Nectarine, beet, and blue cheese salad

You wouldn’t think it, but nectarines, beets, and blue cheese are delicious together.  The almonds sautéed in butter are the icing on the cake.  Adapted from Yotam Ottolenghi.


  • 20g honey
  • 15g Dijon mustard
  • 1 garlic clove
  • 25ml cider vinegar
  • 120ml olive oil
  • 3-4 beetroot (cooked)
  • 40g almonds, roughly chopped
  • 1 T butter
  • 2 endives
  • 4 small nectarines
  • a few handfuls of rocket
  • 120g gorgonzola, broken into pieces


  1. To make the dressing, put the honey, mustard, garlic, and vinegar in a food processor.
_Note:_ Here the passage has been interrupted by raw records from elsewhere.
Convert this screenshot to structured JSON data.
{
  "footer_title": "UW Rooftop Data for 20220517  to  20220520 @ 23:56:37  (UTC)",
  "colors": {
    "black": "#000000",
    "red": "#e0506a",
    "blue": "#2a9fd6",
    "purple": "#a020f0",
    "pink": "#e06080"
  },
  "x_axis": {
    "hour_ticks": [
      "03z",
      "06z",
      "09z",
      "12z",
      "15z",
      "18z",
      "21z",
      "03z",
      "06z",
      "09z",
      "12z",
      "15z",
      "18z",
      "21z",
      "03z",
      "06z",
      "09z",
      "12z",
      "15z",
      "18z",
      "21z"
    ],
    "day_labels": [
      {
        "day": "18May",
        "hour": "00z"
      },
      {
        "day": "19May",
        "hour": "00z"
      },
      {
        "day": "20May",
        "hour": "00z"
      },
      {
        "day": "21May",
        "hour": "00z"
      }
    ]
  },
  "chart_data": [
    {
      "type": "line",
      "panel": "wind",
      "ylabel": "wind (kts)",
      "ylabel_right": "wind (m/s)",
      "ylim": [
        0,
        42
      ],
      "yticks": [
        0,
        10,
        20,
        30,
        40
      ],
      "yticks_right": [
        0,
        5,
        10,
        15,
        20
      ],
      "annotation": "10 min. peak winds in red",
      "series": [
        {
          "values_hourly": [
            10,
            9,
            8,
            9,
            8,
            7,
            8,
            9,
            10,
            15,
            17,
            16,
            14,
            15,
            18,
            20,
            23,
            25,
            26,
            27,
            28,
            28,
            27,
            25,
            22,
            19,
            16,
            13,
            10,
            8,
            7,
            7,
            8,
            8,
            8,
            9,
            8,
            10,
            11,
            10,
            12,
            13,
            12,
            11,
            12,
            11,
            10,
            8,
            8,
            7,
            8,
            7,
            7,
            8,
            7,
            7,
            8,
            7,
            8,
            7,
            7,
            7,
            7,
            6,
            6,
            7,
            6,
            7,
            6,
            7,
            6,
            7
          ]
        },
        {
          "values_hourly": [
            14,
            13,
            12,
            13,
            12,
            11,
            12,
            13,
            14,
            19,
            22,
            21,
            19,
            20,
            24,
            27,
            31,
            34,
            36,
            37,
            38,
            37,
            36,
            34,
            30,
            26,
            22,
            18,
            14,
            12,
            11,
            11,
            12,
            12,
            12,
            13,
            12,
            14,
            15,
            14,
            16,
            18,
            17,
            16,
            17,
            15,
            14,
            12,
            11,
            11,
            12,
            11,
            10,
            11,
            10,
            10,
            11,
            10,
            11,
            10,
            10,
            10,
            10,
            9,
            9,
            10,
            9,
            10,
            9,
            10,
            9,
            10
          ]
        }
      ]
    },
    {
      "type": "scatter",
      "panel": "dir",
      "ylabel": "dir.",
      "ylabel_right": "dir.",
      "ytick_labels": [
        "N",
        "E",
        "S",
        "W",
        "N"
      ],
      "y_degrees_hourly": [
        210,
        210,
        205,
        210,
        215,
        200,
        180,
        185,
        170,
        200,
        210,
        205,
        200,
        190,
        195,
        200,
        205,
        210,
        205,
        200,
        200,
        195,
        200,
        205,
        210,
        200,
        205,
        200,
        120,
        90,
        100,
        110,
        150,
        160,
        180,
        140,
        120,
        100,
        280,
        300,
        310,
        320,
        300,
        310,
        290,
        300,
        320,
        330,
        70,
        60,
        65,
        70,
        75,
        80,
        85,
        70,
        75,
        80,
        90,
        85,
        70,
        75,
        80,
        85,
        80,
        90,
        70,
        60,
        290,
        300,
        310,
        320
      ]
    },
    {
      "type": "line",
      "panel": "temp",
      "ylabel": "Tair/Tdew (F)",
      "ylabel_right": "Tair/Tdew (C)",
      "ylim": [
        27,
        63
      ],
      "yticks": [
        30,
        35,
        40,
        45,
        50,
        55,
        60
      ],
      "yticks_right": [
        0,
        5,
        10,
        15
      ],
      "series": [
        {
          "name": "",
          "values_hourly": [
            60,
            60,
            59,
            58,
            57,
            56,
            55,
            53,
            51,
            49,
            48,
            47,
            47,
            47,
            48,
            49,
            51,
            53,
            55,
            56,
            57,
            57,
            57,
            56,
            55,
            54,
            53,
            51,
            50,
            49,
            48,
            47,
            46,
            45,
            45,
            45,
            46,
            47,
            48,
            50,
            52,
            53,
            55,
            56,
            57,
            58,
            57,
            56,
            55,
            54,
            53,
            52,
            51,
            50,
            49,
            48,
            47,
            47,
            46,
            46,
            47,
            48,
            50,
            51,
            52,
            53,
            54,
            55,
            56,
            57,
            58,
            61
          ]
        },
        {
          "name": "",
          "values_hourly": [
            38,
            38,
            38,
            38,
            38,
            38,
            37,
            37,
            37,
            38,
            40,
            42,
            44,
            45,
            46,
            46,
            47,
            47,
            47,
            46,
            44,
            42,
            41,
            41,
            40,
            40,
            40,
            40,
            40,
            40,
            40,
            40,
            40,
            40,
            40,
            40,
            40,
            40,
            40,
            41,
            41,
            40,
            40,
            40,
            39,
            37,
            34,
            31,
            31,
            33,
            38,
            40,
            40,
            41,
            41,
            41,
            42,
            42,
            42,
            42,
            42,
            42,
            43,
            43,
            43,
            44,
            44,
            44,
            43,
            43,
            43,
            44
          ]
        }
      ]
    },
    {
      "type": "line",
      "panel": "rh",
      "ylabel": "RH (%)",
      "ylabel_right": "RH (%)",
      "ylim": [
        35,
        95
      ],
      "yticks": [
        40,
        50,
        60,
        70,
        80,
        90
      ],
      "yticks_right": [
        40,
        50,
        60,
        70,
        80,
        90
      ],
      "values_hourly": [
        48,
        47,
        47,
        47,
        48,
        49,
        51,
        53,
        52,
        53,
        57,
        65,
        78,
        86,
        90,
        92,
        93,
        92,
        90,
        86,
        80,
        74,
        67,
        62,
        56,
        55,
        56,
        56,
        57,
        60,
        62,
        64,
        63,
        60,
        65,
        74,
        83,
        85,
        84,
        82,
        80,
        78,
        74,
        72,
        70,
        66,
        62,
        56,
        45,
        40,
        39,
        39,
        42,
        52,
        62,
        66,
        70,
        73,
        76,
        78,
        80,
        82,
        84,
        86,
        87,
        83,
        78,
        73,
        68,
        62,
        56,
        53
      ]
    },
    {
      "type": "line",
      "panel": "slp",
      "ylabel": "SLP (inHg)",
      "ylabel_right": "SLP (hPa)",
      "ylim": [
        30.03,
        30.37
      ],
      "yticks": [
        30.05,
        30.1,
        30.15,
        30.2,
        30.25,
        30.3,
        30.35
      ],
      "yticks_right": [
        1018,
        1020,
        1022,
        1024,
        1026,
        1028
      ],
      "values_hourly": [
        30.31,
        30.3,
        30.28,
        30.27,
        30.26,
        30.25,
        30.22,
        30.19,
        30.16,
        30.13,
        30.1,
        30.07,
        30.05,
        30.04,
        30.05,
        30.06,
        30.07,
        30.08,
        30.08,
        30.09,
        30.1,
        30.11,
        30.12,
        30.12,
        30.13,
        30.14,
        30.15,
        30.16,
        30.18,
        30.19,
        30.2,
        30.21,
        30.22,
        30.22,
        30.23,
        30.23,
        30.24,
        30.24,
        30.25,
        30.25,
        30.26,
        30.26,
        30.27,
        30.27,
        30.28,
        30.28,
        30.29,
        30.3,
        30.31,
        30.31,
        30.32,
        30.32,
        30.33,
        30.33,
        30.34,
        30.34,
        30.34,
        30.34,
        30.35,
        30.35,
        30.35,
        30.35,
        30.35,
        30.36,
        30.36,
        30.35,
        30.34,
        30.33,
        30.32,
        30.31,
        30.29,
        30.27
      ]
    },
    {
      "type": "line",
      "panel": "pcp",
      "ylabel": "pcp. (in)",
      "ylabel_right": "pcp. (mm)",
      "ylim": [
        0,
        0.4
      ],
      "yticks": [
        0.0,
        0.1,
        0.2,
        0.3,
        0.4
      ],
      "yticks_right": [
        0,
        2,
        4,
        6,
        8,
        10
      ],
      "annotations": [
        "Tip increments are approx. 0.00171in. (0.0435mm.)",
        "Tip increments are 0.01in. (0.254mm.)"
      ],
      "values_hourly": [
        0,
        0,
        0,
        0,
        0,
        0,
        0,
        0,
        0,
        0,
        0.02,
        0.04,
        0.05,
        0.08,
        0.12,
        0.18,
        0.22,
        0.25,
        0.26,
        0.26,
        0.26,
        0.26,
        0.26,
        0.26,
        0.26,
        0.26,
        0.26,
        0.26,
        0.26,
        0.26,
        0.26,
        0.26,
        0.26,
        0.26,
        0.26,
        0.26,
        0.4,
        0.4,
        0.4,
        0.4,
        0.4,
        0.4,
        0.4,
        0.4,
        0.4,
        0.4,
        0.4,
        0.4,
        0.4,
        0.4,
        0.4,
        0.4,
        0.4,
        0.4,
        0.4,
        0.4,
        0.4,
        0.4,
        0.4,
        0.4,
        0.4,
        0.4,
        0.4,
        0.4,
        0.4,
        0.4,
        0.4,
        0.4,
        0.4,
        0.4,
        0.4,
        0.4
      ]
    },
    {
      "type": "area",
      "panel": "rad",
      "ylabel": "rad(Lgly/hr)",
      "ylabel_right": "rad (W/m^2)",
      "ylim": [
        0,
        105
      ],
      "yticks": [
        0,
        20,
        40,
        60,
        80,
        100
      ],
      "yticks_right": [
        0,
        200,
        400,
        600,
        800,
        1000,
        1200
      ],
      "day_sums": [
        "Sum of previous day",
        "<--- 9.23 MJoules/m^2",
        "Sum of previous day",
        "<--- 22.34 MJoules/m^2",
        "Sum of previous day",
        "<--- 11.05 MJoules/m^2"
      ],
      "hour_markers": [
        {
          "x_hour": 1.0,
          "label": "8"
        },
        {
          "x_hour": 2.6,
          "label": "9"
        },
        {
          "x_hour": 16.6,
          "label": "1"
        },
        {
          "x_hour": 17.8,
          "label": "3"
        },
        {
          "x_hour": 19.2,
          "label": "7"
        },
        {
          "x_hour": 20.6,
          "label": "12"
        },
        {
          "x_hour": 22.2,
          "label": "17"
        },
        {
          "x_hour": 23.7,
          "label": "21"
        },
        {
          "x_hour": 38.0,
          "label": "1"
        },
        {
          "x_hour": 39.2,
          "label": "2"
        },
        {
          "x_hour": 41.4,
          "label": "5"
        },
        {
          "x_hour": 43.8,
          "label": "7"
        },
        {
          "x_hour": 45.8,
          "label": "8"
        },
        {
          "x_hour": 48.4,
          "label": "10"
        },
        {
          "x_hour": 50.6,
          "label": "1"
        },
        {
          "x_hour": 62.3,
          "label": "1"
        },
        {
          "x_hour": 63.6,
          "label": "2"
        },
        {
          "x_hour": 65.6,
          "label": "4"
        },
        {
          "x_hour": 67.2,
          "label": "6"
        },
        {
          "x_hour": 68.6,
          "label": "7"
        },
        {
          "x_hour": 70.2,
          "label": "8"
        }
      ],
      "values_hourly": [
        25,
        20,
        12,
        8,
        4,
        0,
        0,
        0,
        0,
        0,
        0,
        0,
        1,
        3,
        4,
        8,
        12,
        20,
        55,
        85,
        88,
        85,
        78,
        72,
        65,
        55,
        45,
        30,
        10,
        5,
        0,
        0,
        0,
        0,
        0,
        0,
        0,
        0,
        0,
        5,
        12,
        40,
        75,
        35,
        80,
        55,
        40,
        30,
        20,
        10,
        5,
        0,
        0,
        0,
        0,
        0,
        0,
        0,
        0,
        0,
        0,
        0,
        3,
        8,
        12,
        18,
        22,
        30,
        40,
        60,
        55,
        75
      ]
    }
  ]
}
Process for a few seconds, then incorporate a quarter of the oil at a time, until smooth and homogenous.
  2. Sauté the almonds in butter for three to four minutes, then set aside to cool.
  3. Trim the base of the endive and carefully separate the leaves.
  4. Cut the beets into small chunks.
  5. Halve the nectarines, remove the stone, and cut each half into three wedges.
  6. Combine the rocket, endive, beets, and nectarines into a large salad bowl, and top with almonds and blue cheese.